次の例では、SQL Server の接続文字列でデータ ソースの式を使用する方法を示します。この例では、ServerName というレポート パラメータが作成されているものとします。

="data source=" & Parameters!ServerName.Value & ";initial catalog=AdventureWorks

データ ソースの式は、実行時またはレポートのプレビュー時に処理されます。式は、Visual Basic で記述する必要があります。データ ソースの式を定義する際には、次のガイドラインに従います。

  • 静的な接続文字列を使用してレポートをデザインする。静的な接続文字列とは、式を使わずに設定した接続文字列です (たとえば、レポート固有のデータ ソースまたは共有データ ソースの作成手順に従うと、静的な接続文字列を定義することになります)。静的な接続文字列を使用することで、レポート デザイナでデータ ソースに接続し、レポートの作成に必要なクエリ結果を取得することができます。

  • データ ソースの接続を定義する際には、共有データ ソースを使用しない。共有データ ソース内では、データ ソースの式を使用できません。レポートの埋め込みデータ ソースを定義する必要があります。

  • 資格情報は接続文字列とは別に指定する。保存された資格情報、要求された資格情報、または統合セキュリティを使用することができます。

  • レポート パラメータを追加してデータ ソースを指定する。パラメータ値には、使用可能な値の静的な一覧を指定するか (この場合、使用可能な値には、レポートで使用できるデータ ソースを指定する必要があります)、実行時にデータ ソースの一覧を取得するクエリを定義します。

  • データ ソースの一覧が同じデータベース スキーマを共有するようにする。すべてのレポートのデザインは、スキーマ情報から始まります。レポートの定義で使用されているスキーマと、実行時にレポートが使用する実際のスキーマが一致しないと、レポートが実行されない場合があります。
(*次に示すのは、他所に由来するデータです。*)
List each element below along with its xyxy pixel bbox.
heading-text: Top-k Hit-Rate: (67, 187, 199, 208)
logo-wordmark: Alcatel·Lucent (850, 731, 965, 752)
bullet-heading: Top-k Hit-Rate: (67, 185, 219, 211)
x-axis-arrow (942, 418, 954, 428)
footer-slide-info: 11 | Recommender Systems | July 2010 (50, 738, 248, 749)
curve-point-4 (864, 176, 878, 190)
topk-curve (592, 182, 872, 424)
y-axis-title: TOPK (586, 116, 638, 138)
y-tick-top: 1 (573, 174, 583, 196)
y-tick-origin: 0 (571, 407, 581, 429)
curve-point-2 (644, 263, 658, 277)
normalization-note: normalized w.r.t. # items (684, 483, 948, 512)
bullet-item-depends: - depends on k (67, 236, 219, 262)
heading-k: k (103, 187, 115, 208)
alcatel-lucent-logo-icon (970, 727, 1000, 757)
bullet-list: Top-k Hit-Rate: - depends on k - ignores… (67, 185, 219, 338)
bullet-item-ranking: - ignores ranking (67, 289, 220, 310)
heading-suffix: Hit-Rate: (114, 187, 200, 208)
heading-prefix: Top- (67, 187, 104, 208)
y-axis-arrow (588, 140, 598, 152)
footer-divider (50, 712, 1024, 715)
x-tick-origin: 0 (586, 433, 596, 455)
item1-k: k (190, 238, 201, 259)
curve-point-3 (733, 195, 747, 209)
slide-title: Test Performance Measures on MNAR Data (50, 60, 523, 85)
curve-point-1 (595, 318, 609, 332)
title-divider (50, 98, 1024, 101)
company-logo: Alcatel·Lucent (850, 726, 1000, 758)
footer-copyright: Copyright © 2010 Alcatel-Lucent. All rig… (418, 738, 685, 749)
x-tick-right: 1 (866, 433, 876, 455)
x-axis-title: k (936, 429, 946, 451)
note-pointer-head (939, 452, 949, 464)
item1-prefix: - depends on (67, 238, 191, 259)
  • レポートをパブリッシュする前に、静的な接続文字列を式で置き換える。レポートのデザインが完了するまでは、静的な接続文字列を式で置き換えません。式を使用すると、レポート デザイナ内でクエリを実行できなくなります。さらに、レポート データ ペイン内のフィールド一覧と、[パラメータ] の一覧が、自動的に更新されなくなります。

パスワードの特殊文字

パスワードを要求したり、接続文字列にパスワードを含めるように ODBC データ ソースや SQL データ ソースを構成し、ユーザーが句読点のような特殊文字を使用してパスワードを入力した場合、基になるデータ ソースのドライバによってはその特殊文字を検証することができません。レポートを処理する際に、この問題によって、"パスワードが無効です" というメッセージが表示される場合があります。パスワードを変更できない場合は、データベース管理者と連携して、適切な資格情報をシステム ODBC データ ソース名 (DSN) の一部としてサーバーに格納することができます。詳細については、.NET Framework SDK ドキュメントの「OdbcConnection.ConnectionString」を参照してください。

注意注意

パスワードなどのログイン情報を接続文字列に追加しないことをお勧めします。レポート デザイナでは、[データ ソース] ダイアログ ボックスに、資格情報の入力に使用できるタブが別に用意されています。ここで入力した資格情報は、レポート デザイナが動作するコンピュータ上に安全に保管されます。